There are several symptoms exhibited by individuals who suffer from sleep deprivation chronically. Unless you recognize the symptoms, you might not even be aware that you are suffering from deprivation of sleep.
These are the tell-tale symptoms to keep an eye for:
- Lack of energy during the day
- Mood changes
- Chronic feeling of fatigue
- Reduced sex drive
- Inability to focus
- Difficulty staying awake during the day
- Waking up feeling exhausted
- Constant yawning
- Dark under-eye circles
Treatment for Chronic Sleep Deprivation
Knowing the symptoms and causes of sleep deprivation is the first step towards getting treatment for this condition. You can visit a sleep clinic that can provide you with a diagnosis of your symptoms and for the assessment of the extent of your sleep problems. Once the underlying cause of your sleep deprivation has been identified, you can move on to the treatment stage.
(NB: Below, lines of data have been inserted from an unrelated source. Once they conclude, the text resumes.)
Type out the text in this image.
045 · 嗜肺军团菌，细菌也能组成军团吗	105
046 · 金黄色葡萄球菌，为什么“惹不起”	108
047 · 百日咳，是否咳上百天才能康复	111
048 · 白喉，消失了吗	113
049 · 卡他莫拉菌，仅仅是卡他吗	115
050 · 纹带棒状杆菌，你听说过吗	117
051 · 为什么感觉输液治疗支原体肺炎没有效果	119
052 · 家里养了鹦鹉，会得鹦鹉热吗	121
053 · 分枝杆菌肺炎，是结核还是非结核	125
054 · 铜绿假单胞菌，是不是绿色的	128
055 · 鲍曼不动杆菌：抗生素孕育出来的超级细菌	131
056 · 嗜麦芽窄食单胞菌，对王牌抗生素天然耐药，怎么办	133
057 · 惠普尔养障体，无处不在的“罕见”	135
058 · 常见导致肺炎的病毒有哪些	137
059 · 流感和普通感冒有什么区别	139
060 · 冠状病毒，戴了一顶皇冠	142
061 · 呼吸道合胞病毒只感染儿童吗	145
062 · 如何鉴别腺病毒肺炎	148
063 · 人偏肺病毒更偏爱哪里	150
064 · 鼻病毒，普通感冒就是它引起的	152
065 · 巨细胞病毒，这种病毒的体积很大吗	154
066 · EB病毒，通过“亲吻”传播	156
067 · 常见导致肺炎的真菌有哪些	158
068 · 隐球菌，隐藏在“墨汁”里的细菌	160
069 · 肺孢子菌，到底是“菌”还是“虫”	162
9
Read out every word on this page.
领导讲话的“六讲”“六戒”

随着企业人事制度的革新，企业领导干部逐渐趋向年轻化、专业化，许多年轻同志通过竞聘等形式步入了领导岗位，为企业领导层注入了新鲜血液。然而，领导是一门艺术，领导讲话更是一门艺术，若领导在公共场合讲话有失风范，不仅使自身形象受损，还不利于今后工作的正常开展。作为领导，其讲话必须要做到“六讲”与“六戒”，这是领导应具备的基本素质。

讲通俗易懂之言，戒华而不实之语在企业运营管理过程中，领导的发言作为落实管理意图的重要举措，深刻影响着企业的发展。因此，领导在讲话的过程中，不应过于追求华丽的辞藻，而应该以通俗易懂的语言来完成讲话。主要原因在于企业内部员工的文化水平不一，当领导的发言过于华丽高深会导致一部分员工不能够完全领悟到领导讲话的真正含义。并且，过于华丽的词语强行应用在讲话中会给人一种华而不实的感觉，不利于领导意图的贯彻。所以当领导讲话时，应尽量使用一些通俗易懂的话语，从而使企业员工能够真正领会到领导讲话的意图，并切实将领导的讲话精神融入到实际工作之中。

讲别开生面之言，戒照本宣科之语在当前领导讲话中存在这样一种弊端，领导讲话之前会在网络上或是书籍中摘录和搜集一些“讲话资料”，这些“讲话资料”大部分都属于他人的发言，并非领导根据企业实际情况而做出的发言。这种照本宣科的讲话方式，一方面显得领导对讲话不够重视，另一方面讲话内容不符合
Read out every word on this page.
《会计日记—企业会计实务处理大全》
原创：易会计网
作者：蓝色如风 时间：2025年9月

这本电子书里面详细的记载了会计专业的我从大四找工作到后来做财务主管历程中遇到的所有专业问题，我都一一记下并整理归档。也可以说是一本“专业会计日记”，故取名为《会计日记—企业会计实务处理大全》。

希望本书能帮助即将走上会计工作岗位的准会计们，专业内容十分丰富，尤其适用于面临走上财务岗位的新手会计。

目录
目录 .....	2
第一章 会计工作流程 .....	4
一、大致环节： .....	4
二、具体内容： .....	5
Behavioral and cognitive treatments are usually the first options recommended for those suffering from chronic lack of sleep. The use of relaxation techniques such as meditation and mindfulness breathing can help you feel relax and rested. Mastering these techniques will enable you to ease tension and stress off your mind and body. You can do this whenever you feel stressed out and want to get some shuteye. There are many meditation apps and recordings that you can use for this purpose.
Cognitive behavioral therapy (CBT) is another treatment option recommended for chronic sleep sufferers. This therapy is designed to pinpoint the source of worry or anxiety that is inhibiting your ability to sleep.
Aromatherapy is another non-invasive approach that you can try; it is hinged on the principle of using essential oils to activate the chemicals in your brain that control your ability to sleep. In some cases, doctors will also prescribe medications that contain sedative to help you dose off more quickly. Make sure you take these medications only under the prescription from your doctor and using the right dosage.
There are also simple techniques you can try at home to facilitate sleep. For instance, you can set up your bedroom to be inviting for sleep. It must be cool, dark, and quiet. Also, avoid drinking coffee or any caffeinated drinks after dinner or too close to your bedtime. Establish a routine that will help your body transition to sleep seamlessly.